There are a lot of these in my life — where I thought something was bad, but it turned out good.

The latex allergy
I developed a latex allergy — a real problem when balloon twisting is your thing. But it forced me to learn to twist wearing leather gloves, and leather gloves turn out to be wonderful: they don’t squeak against the balloons the way bare hands do, so I can make balloons anywhere without that rubbery screech announcing me first. Bad luck? Maybe.
The shoulder
I tweaked my shoulder doing Turkish get-ups — and discovered I’d been grinding the same sloppy form for years without realizing it. The injury forced me to rebuild my kettlebell technique from the ground up: now every rep is crisp, aligned, and dialed in. Bad luck? Maybe.
The second phone
Work was starting to monitor my devices, and Facebook was getting aggressive about hunting for leaks — firing people even when it was likely a false positive or an accidental leak. I figured I’m sloppy enough that sooner or later I’d be one of those accidental leaks, so I air-gapped my work onto a separate laptop and phone. The laptop I didn’t mind. But a second phone? I was sure that would be absolutely miserable — I hate carrying two phones, I figured I’d lose one, I figured I’d regret it. Then, on vacation, the second phone turned out to be a gift: when Amelia forgets her phone or lets the battery die, I just hand her my spare — now she’s reachable, trackable, and covered. Bad luck? Maybe.
Amazon
After three great years at Amazon, I ended up on a team that was just a really bad fit for me. That mismatch resulted in a very not-great review, which was genuinely stressful at the time. But it lit a fire under me: I studied hard and ended up with offers from Facebook, Google, Zillow, Indeed, and a couple of smaller companies. I picked Facebook — and have had an amazing six-year-and-counting career there. Bad luck? Maybe.

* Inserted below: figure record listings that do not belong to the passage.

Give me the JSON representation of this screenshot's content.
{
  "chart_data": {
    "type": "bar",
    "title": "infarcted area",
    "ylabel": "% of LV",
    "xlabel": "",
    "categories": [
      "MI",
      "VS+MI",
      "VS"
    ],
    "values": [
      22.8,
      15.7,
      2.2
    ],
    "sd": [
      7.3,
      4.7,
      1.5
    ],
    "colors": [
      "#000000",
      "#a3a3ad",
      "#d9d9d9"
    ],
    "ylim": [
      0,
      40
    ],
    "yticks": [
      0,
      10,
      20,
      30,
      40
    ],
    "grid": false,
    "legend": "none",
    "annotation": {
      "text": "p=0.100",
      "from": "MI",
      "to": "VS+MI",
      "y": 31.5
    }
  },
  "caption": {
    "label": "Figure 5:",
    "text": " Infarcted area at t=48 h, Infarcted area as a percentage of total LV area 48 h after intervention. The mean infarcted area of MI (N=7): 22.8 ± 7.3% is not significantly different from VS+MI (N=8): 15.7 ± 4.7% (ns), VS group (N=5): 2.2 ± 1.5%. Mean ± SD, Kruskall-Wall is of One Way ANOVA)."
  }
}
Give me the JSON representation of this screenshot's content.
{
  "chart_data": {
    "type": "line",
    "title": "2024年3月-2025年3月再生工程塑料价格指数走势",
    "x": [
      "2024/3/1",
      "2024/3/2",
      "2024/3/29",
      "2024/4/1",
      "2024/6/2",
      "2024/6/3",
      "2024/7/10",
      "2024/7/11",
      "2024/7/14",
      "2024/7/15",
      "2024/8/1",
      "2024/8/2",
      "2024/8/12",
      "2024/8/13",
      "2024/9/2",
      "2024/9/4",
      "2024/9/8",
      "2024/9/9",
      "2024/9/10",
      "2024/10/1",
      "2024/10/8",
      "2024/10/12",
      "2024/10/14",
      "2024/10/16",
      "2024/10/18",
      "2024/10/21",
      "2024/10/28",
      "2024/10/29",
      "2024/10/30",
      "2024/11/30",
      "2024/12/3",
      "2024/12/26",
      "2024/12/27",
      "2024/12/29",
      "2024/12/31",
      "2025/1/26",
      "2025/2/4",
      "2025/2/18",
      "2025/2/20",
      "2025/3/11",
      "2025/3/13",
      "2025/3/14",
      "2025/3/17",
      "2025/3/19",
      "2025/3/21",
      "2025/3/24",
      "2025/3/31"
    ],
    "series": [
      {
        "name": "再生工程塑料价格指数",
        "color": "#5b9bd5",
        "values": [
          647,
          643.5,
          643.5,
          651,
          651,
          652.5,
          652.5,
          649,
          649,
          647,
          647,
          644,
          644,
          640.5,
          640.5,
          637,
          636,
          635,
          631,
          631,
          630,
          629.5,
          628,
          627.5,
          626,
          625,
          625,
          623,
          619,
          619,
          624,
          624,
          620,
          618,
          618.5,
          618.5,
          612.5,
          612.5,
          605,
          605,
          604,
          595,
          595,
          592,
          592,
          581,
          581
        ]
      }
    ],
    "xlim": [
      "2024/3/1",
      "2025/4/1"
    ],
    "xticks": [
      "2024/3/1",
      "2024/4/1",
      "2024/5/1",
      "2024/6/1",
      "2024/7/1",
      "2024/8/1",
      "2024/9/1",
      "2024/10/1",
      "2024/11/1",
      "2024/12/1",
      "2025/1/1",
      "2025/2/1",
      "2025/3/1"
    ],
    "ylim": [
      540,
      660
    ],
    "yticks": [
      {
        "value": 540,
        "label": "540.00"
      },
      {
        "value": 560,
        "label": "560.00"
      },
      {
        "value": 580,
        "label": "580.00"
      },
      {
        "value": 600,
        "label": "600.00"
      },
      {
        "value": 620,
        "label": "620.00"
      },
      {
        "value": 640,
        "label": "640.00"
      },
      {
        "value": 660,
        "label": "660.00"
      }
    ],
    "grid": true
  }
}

Mental breakdown in my thirties
I went through a really rough stretch in my thirties — mental-breakdown territory, honestly, the worst I’ve ever felt. But it’s what pushed me to treat sleep as sacred, build my emotional-health habits (gratitude, meditation, the daily practices), discover the 7 Habits, and write my eulogy — the whole operating system I run my life on now. I wouldn’t have built any of it if I hadn’t needed to. Bad luck? Maybe.
I still panic first, but I’ve been wrong so many times about which turns were good and which were bad that I wish I could remember you never can tell.
ps. I know every one of these ran bad-news-to-good-news. The reverse is just as true — the good news passes too. One of my affirmations is “this too shall pass,” and it applies just as much in the good times as the bad.